-Python- Ordering lists based on a format

Question

I'm new to programming in general, so looking to really expand my skills here. I'm trying to write a script that will grab a list of strings from an object, then order them based on a template of my design. Any items not in the template will be added to the end.

Here's how I'm doing it now, but could someone suggest a better/more efficient way?

    originalList = ['b', 'a', 'c', 'z', 'd']
    listTemplate = ['a', 'b', 'c', 'd']
    listFinal = []

    for thing in listTemplate:
        if thing in originalList:
            listFinal.append(thing)
            originalList.pop(originalList.index(thing))

    for thing in originalList:
            listFinal.append(thing)
            originalList.pop(originalList.index(thing))

Answer 1

Here is a way that has better computational complexity:

# add all elements of originalList not found in listTemplate to the back of listTemplate
s = set(listTemplate)
listTemplate.extend(el for el in originalList if el not in s)

# now sort
rank = {el:index for index,el in enumerate(listTemplate)}
listFinal = sorted(originalList, key=rank.get)

Answer 2

There is no need to create a new dictionary at all:

>>> len_lis1=len(lis1)

>>> lis1.sort(key = lambda x: lis2.index(x) if x in lis2 else len_lis1)

>>> lis1
    ['a', 'b', 'c', 'd', 'z']

Answer 3

Try this:

originalList = ['b', 'a', 'c', 'z', 'd']
listTemplate = ['a', 'b', 'c', 'd']

order = { element:index for index, element in enumerate(listTemplate) }
sorted(originalList, key=lambda element: order.get(element, float('+inf')))

=> ['a', 'b', 'c', 'd', 'z']

This is how it works:

• First, we build a dictionary indicating, for each element in listTemplate, its relative order with respect to the others.
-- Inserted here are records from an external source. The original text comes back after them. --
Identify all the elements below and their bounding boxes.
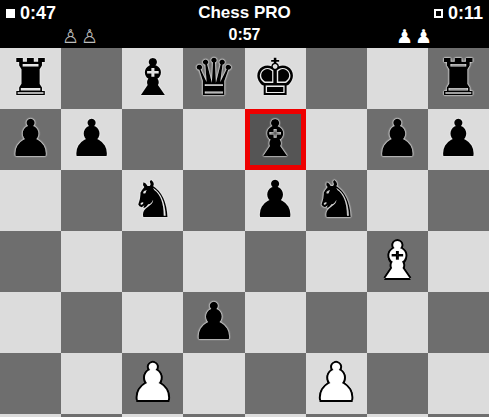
piece-black-knight: ♞ (313, 174, 359, 225)
square-a5[interactable] (0, 231, 61, 292)
piece-white-pawn: ♟ (130, 357, 176, 408)
square-e7[interactable]: ♝ (245, 109, 306, 170)
top-bar: 0:47 Chess PRO 0:11 (0, 0, 489, 26)
square-h6[interactable] (428, 170, 489, 231)
square-c5[interactable] (122, 231, 183, 292)
square-h3[interactable] (428, 353, 489, 414)
piece-black-rook: ♜ (436, 52, 482, 103)
square-d4[interactable]: ♟ (183, 292, 244, 353)
player-left-clock: 0:47 (6, 3, 56, 24)
square-d7[interactable] (183, 109, 244, 170)
piece-black-rook: ♜ (8, 52, 54, 103)
sub-bar: ♙♙ 0:57 ♟♟ (0, 26, 489, 48)
square-b4[interactable] (61, 292, 122, 353)
square-g6[interactable] (367, 170, 428, 231)
square-d3[interactable] (183, 353, 244, 414)
piece-white-bishop: ♝ (374, 235, 420, 286)
filled-square-icon (6, 9, 15, 18)
player-left-time: 0:47 (20, 3, 56, 24)
square-e6[interactable]: ♟ (245, 170, 306, 231)
app-title: Chess PRO (198, 3, 291, 23)
piece-black-pawn: ♟ (374, 113, 420, 164)
square-d5[interactable] (183, 231, 244, 292)
square-g4[interactable] (367, 292, 428, 353)
square-e4[interactable] (245, 292, 306, 353)
square-g3[interactable] (367, 353, 428, 414)
square-c4[interactable] (122, 292, 183, 353)
square-d6[interactable] (183, 170, 244, 231)
square-f4[interactable] (306, 292, 367, 353)
square-c8[interactable]: ♝ (122, 48, 183, 109)
square-c7[interactable] (122, 109, 183, 170)
chess-board: ♜♝♛♚♜♟♟♝♟♟♞♟♞♝♟♟♟ (0, 48, 489, 417)
piece-black-bishop: ♝ (252, 113, 298, 164)
captured-pawn-icon: ♟ (415, 25, 432, 47)
piece-black-pawn: ♟ (69, 113, 115, 164)
square-h4[interactable] (428, 292, 489, 353)
player-right-time: 0:11 (448, 3, 483, 24)
outline-square-icon (434, 9, 443, 18)
square-f6[interactable]: ♞ (306, 170, 367, 231)
square-b3[interactable] (61, 353, 122, 414)
square-c3[interactable]: ♟ (122, 353, 183, 414)
piece-black-pawn: ♟ (8, 113, 54, 164)
square-b5[interactable] (61, 231, 122, 292)
square-f7[interactable] (306, 109, 367, 170)
square-f8[interactable] (306, 48, 367, 109)
piece-black-queen: ♛ (191, 52, 237, 103)
square-b8[interactable] (61, 48, 122, 109)
piece-black-pawn: ♟ (191, 296, 237, 347)
player-right-clock: 0:11 (434, 3, 483, 24)
square-a8[interactable]: ♜ (0, 48, 61, 109)
square-e3[interactable] (245, 353, 306, 414)
square-a7[interactable]: ♟ (0, 109, 61, 170)
captured-pawn-icon: ♙ (62, 25, 79, 47)
square-h7[interactable]: ♟ (428, 109, 489, 170)
square-b7[interactable]: ♟ (61, 109, 122, 170)
square-f3[interactable]: ♟ (306, 353, 367, 414)
piece-black-bishop: ♝ (130, 52, 176, 103)
square-f5[interactable] (306, 231, 367, 292)
piece-black-knight: ♞ (130, 174, 176, 225)
piece-white-pawn: ♟ (313, 357, 359, 408)
square-b6[interactable] (61, 170, 122, 231)
square-e8[interactable]: ♚ (245, 48, 306, 109)
captured-pawn-icon: ♟ (396, 25, 413, 47)
square-a3[interactable] (0, 353, 61, 414)
square-g5[interactable]: ♝ (367, 231, 428, 292)
square-a4[interactable] (0, 292, 61, 353)
square-e5[interactable] (245, 231, 306, 292)
chess-app-window: 0:47 Chess PRO 0:11 ♙♙ 0:57 ♟♟ ♜♝♛♚♜♟♟♝♟… (0, 0, 489, 417)
piece-black-king: ♚ (252, 52, 298, 103)
square-g7[interactable]: ♟ (367, 109, 428, 170)
square-h5[interactable] (428, 231, 489, 292)
square-g8[interactable] (367, 48, 428, 109)
captured-pieces-left: ♙♙ (62, 25, 98, 47)
square-h8[interactable]: ♜ (428, 48, 489, 109)
square-d8[interactable]: ♛ (183, 48, 244, 109)
captured-pieces-right: ♟♟ (396, 25, 432, 47)
piece-black-pawn: ♟ (252, 174, 298, 225)
captured-pawn-icon: ♙ (81, 25, 98, 47)
move-timer: 0:57 (228, 26, 260, 44)
square-c6[interactable]: ♞ (122, 170, 183, 231)
square-a6[interactable] (0, 170, 61, 231)
piece-black-pawn: ♟ (436, 113, 482, 164)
For example a is 0, b is 1 and so on
• Then we sort originalList. If one of its elements is present in the order dictionary, then use its relative position for ordering. If it's not present, return a positive infinite value - this will guarantee that the elements not in listTemplate will end up at the end, with no further ordering among them.

The solution in the question, although correct, is not very pythonic. In particular, whenever you have to build a new list, try to use a list comprehension instead of explicit looping/appending. And it's not a good practice to "destroy" the input list (using pop() in this case).

Answer 4

You can create a dict using the listTemplate list, that way the expensive(O(N)) list.index operations can be reduced to O(1) lookups.
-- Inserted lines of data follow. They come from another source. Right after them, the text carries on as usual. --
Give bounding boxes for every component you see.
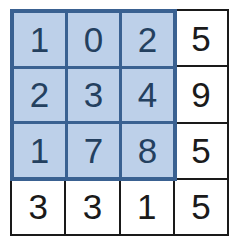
highlight-cell-r0c0[interactable]: 1 [14, 13, 65, 66]
cell-r3c3[interactable]: 5 [175, 180, 227, 234]
cell-r0c3[interactable]: 5 [175, 11, 227, 65]
highlight-cell-r2c0[interactable]: 1 [14, 124, 65, 177]
highlight-cell-r2c1[interactable]: 7 [68, 124, 119, 177]
highlight-cell-r0c2[interactable]: 2 [122, 13, 173, 66]
highlight-cell-r0c1[interactable]: 0 [68, 13, 119, 66]
cell-r3c2[interactable]: 1 [121, 180, 173, 234]
cell-r3c0[interactable]: 3 [12, 180, 64, 234]
cell-r1c3[interactable]: 9 [175, 67, 227, 121]
highlight-cell-r2c2[interactable]: 8 [122, 124, 173, 177]
cell-r2c3[interactable]: 5 [175, 124, 227, 178]
cell-r3c1[interactable]: 3 [66, 180, 118, 234]
highlight-cell-r1c1[interactable]: 3 [68, 69, 119, 122]
highlight-cell-r1c0[interactable]: 2 [14, 69, 65, 122]
highlight-region[interactable]: 1 0 2 2 3 4 1 7 8 [10, 9, 177, 181]
board: 5 9 5 3 3 1 5 1 0 2 2 3 4 1 7 8 [0, 0, 239, 243]
highlight-cell-r1c2[interactable]: 4 [122, 69, 173, 122]
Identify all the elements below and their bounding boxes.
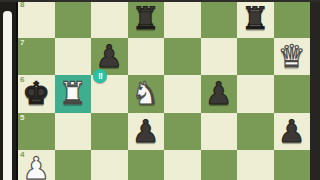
square-e4[interactable] xyxy=(164,150,201,180)
black-rook[interactable]: ♜ xyxy=(128,0,165,38)
square-e6[interactable] xyxy=(164,75,201,113)
square-h8[interactable] xyxy=(274,0,311,38)
square-d5[interactable]: ♟ xyxy=(128,113,165,151)
square-a6[interactable]: 6♚ xyxy=(18,75,55,113)
square-c8[interactable] xyxy=(91,0,128,38)
square-b6[interactable]: ♜ xyxy=(55,75,92,113)
square-b8[interactable] xyxy=(55,0,92,38)
square-a5[interactable]: 5 xyxy=(18,113,55,151)
square-h4[interactable] xyxy=(274,150,311,180)
square-g8[interactable]: ♜ xyxy=(237,0,274,38)
square-g7[interactable] xyxy=(237,38,274,76)
screenshot-stage: !! 8♜♜7♟♛6♚♜♞♟5♟♟4♟ xyxy=(0,0,320,180)
white-pawn[interactable]: ♟ xyxy=(18,150,55,180)
square-f5[interactable] xyxy=(201,113,238,151)
square-b7[interactable] xyxy=(55,38,92,76)
square-g6[interactable] xyxy=(237,75,274,113)
square-a4[interactable]: 4♟ xyxy=(18,150,55,180)
square-f6[interactable]: ♟ xyxy=(201,75,238,113)
square-f7[interactable] xyxy=(201,38,238,76)
chess-board[interactable]: !! 8♜♜7♟♛6♚♜♞♟5♟♟4♟ xyxy=(18,0,310,180)
square-h6[interactable] xyxy=(274,75,311,113)
square-e7[interactable] xyxy=(164,38,201,76)
scrollbar-thumb[interactable] xyxy=(3,11,12,180)
black-pawn[interactable]: ♟ xyxy=(274,113,311,151)
square-e5[interactable] xyxy=(164,113,201,151)
square-a7[interactable]: 7 xyxy=(18,38,55,76)
square-d6[interactable]: ♞ xyxy=(128,75,165,113)
square-h7[interactable]: ♛ xyxy=(274,38,311,76)
square-f4[interactable] xyxy=(201,150,238,180)
white-queen[interactable]: ♛ xyxy=(274,38,311,76)
left-sidebar xyxy=(0,0,18,180)
square-d8[interactable]: ♜ xyxy=(128,0,165,38)
square-c4[interactable] xyxy=(91,150,128,180)
black-pawn[interactable]: ♟ xyxy=(201,75,238,113)
square-a8[interactable]: 8 xyxy=(18,0,55,38)
black-king[interactable]: ♚ xyxy=(18,75,55,113)
square-b5[interactable] xyxy=(55,113,92,151)
coordinate-label-5: 5 xyxy=(20,114,24,122)
right-panel-edge xyxy=(310,0,320,180)
white-knight[interactable]: ♞ xyxy=(128,75,165,113)
square-g4[interactable] xyxy=(237,150,274,180)
coordinate-label-7: 7 xyxy=(20,39,24,47)
coordinate-label-8: 8 xyxy=(20,1,24,9)
square-b4[interactable] xyxy=(55,150,92,180)
square-f8[interactable] xyxy=(201,0,238,38)
black-pawn[interactable]: ♟ xyxy=(128,113,165,151)
square-h5[interactable]: ♟ xyxy=(274,113,311,151)
brilliant-move-badge: !! xyxy=(93,69,107,83)
square-g5[interactable] xyxy=(237,113,274,151)
square-c5[interactable] xyxy=(91,113,128,151)
square-e8[interactable] xyxy=(164,0,201,38)
square-d4[interactable] xyxy=(128,150,165,180)
page-top-edge xyxy=(0,0,320,2)
black-rook[interactable]: ♜ xyxy=(237,0,274,38)
square-d7[interactable] xyxy=(128,38,165,76)
white-rook[interactable]: ♜ xyxy=(55,75,92,113)
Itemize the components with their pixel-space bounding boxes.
>>> lis1 = ['b', 'a', 'c', 'z', 'd']
>>> lis2 = ['a', 'b', 'c', 'd']

Use enumerate to create a dict with the items as keys(Considering that the items are hashable) and index as values.

>>> dic = { x:i for i,x in enumerate(lis2) }

Now dic looks like:

{'a': 0, 'c': 2, 'b': 1, 'd': 3}

Now for each item in lis1 we need to check it's index in dic, if the key is not found we return float('inf').

Function used as key:

def get_index(key):
   return dic.get(key, float('inf'))

Now sort the list:

>>> lis1.sort(key=get_index)
>>> lis1
['a', 'b', 'c', 'd', 'z']

Answer 5

For the final step, you can just use:

listFinal += originalList

and it will add these items to the end.